OGH lenkt ein: Viagra doch auf Kasse

Bei Depression. Trägt ein Potenzmittel zur Behandlung einer psychischen Erkrankung bei, muss die Kasse zahlen. Für einen Diabetiker hatte der Gerichtshof das zuletzt noch verneint.

WIEN. Gehört die Fähigkeit zum Geschlechtsverkehr zu jenen lebenswichtigen persönlichen Bedürfnissen, zu deren Befriedigung die Krankenkasse beitragen muss? Um diese Frage kreist eine neue Entscheidung des Obersten Gerichtshofs (OGH). Die Antwort vorweg: Führt eine Potenzstörung zu einem behandlungsbedürftigen psychischen Leiden und verspricht ein Potenzmittel Besserung, muss die Kasse es bezahlen.

Der heute 65-jährige Kläger leidet schon seit 20 Jahren an Erektionsstörungen. Er behilft sich mit einem Medikament namens "Caverject". Es wirkt ähnlich wie "Viagra" - oft sogar besser -, wird aber nicht oral eingenommen, sondern in das Problem-Organ injiziert.

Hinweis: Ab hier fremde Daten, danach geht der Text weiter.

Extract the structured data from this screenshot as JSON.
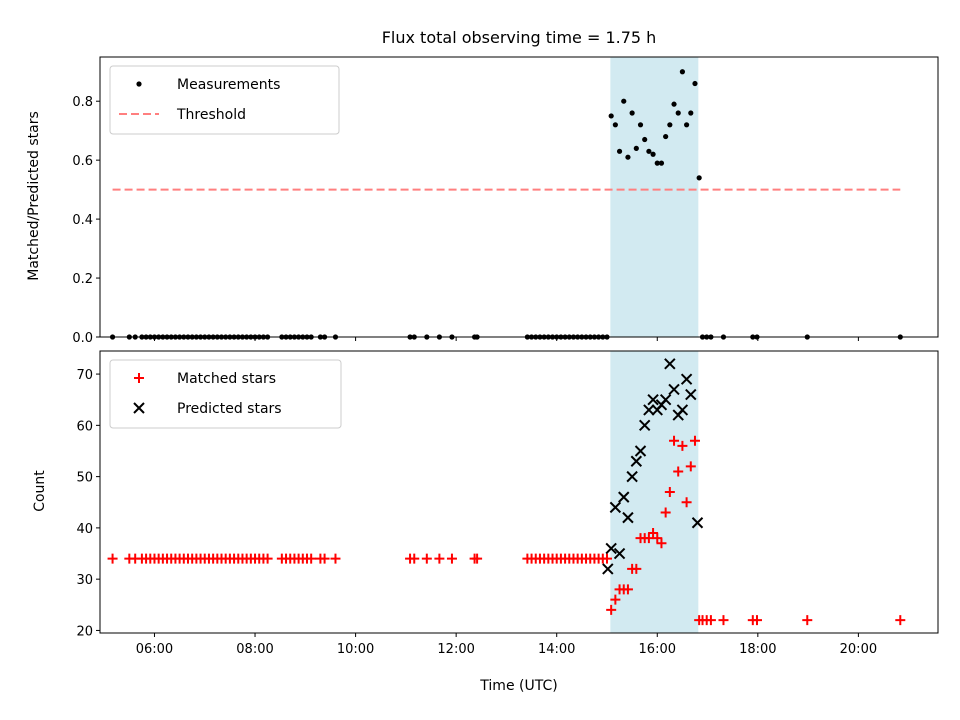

Selbst nachdem dem Mann wegen eines Karzinoms die Prostata entfernt und ein für die Erektion notwendiges Nervenbündel durchtrennt werden musste, konnte er mittels Schwellkörper-Auto-Injektions-Therapie ("Skat") sein Bedürfnis nach sexueller Aktivität stillen. Die Kärntner Gebietskrankenkasse kam zwar zunächst für das Medikament auf, ab Februar 2005 verweigerte sie jedoch die Zahlung. Damit reagierte sie auf die erste Entscheidung des OGH zu diesem Thema, in Fachkreisen "Viagra I" genannt: Der Gerichtshof hatte darin entschieden, dass ein impotenter Diabetiker keinen Ersatzanspruch hat (10 ObS 227/03k). Eine erektile Dysfunktion solle nach dem gesellschaftlichen Grundverständnis nicht auf Kosten der Sozialversicherung behoben werden.

Im neuen Fall führte der Kläger aber ein zusätzliches Argument ins Treffen: Er stützte seinen Anspruch auch darauf, dass seine Impotenz bereits zu psychischen Leidenszuständen mit Krankheitswert (depressive Verstimmung) geführt geführt habe. Die Behandlung mit dem Medikament diene daher der Wiederherstellung, Festigung und Besserung seiner Gesundheit. Das stimmte den OGH um: "Da die erektile Dysfunktion im gegenständlichen Fall somit auch als Auslöser einer gesellschaftlich anerkannten psychischen Krankheit in Frage kommt, kann . . . die Verabreichung von Potenzmitteln auch als notwendige Krankenbehandlung der psychischen Probleme gesehen werden" (10 ObS 12/06x). Ob die vorliegen, muss noch die erste Instanz feststellen.

Für Prof. Bob Djavan, stellvertretender Klinikvorstand der Urologie am Wiener AKH, steht unabhängig von diesem Fall fest: "Gerade bei radikal Prostatektomierten verändert sich die gesamte Situation, nicht nur die Sexualität. Auch die psychische Konstellation und das Verhältnis zum Partner leiden darunter", so Djavan zur "Presse". Er hält es für "menschenunwürdig", einem Patienten, der altersmäßig noch zum Geschlechtsverkehr fähig wäre, den Kostenersatz vorzuenthalten. Er bringt auch ein finanzielles Argument: Ein psychisch zufriedener Krebspatient spreche wesentlich besser auf die onkologische Behandlung an, was deren Kosten reduziere.